Ricktor mulai menepuk-nepuk kakinya, mengeluarkan suara yang sama seperti orang bertepuk tangan.
“Begini, kau mungkin bisa mengalahkan yang lain, tapi ada perbedaan besar antara aku dan mereka. Bukan hanya aku lebih terampil, tapi aku juga seorang prajurit Pagna tahap 3.”
Gumaman para penonton mulai terdengar. Mereka tak percaya. Seorang siswa tahun pertama mencapai tahap ketiga. Banyak yang bahkan tidak mencapai tahap ini setelah meninggalkan akademi.
Bukankah dia sudah sehebat beberapa guru saat itu? Mungkin bukan para penguji seperti Gunther, tapi yang pasti dia akan setara dengan guru berikat rambut merah itu.
“Perbedaan antara kita berdua terlalu besar,” kata Ricktor dan beranjak dari posisinya.
Rasanya seperti ada bayangan dirinya, dan tepat setelahnya, ia sudah berada tepat di tempat Raze berada. Sebuah tusukan pedang.
Kekuatan dahsyat tercipta, dan pemandangan panas yang dahsyat memancar dari Ricktor terlihat jelas oleh semua orang di area tersebut.
“Kemampuan bayangan Qi yang terlihat!” gumam Gavin tak percaya. “Dia benar-benar jenius. Aku tak percaya Klan Tinju Meletus punya bakat seperti itu.”
Pedang itu telah menusuk Raze, dan ia terlempar kembali seperti Dame. Tubuhnya terpental beberapa kali dari lantai; serangannya dahsyat, dan rasa terbakar terasa di perutnya.
Raze terus memantul di tanah, dan tampak seolah-olah ia akan terus memantul hingga ia terjatuh dari ujung panggung lainnya.
Hingga mereka melihat dua sosok berdiri.
“Kamu tidak akan kalah seperti ini, sampai kamu berhasil menyerang orang itu!” teriak Liam.

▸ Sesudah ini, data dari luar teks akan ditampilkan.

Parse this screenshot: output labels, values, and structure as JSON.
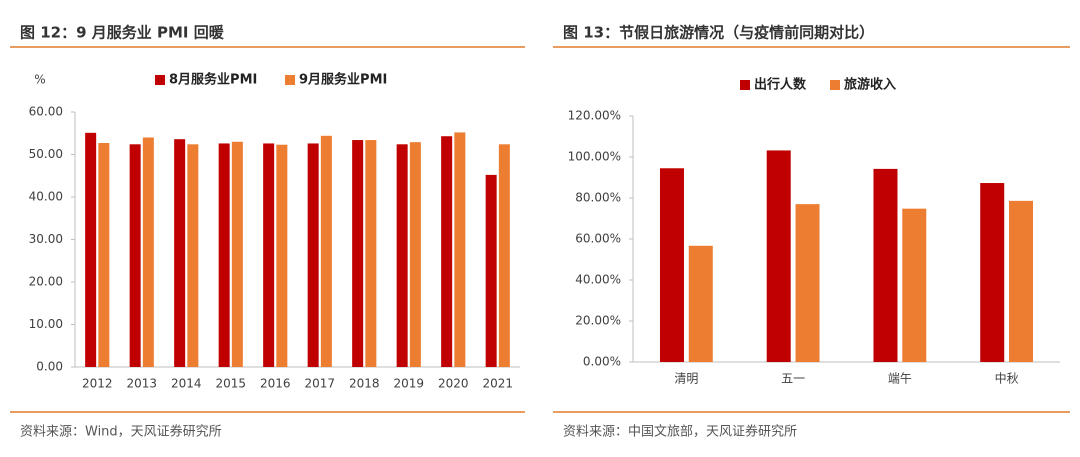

“Aku nggak mau terus-terusan mikirin orang aneh itu dan fetish-fetish anehnya, jadi Raze, singkirkan dia!” teriak Simyon.
Mereka berdua berlari ke depan dan melompat, sambil memukul balik bahu Raze, tetapi kekuatan dan momentum tubuhnya juga mendorong mereka berdua keluar dari panggung, dan sekarang apa pun yang mereka lakukan, mereka tidak diperbolehkan untuk kembali lagi.
Raze masih di atas panggung; ia mendorong dirinya sendiri dengan lengannya dan bisa merasakan sensasi terbakar di sekitar perutnya. Melihat ke bawah, ada luka tusuk, dan darah menetes ke celananya.
‘Orang itu,’ pikir Dame, sambil tetap membuka sebelah matanya agar tetap bisa menyaksikan pertarungan. ‘Rasanya dia jadi lebih kuat dan lebih hebat setelah melawanku! Ini tidak terlihat bagus; dia perlu menggunakan benda atau kekuatannya kalau mau menang. Dia tidak bisa menang hanya dengan seni bela dirinya.’
Setelah bangkit dari tanah, Raze menggenggam pedangnya erat-erat dan menatap lurus ke arah Ricktor. Di sebelah kirinya, beberapa meter jauhnya, Dame terbaring tak bergerak di lantai.
“Ingat percakapan kita beberapa waktu lalu?” tanya Raze. “Katamu, kalau aku tahu cara menggunakan semua Langkah Menurun, aku bisa mengalahkan bahkan murid-murid utama?”
Dame bertanya-tanya mengapa sekarang Raze berbicara tentang hal seperti itu, tetapi bukan semua langkahnya; hanya enam saja.
“Apakah itu masih berlaku padanya?” tanya Raze.
Ricktor memang lebih kuat daripada bayangan Dame tentang murid-murid utama mana pun, tetapi ia yakin dengan para murid Tangga Menurun. Ia tahu betul kekuatan mereka.
Sambil menggerakkan lengannya sedikit, dia berhasil mengangkat ibu jarinya sehingga Raze bisa melihatnya.
“Kalau begitu, aku tidak perlu khawatir,” kata Raze sambil berjalan mendekat, gambaran buku itu ada di kepalanya.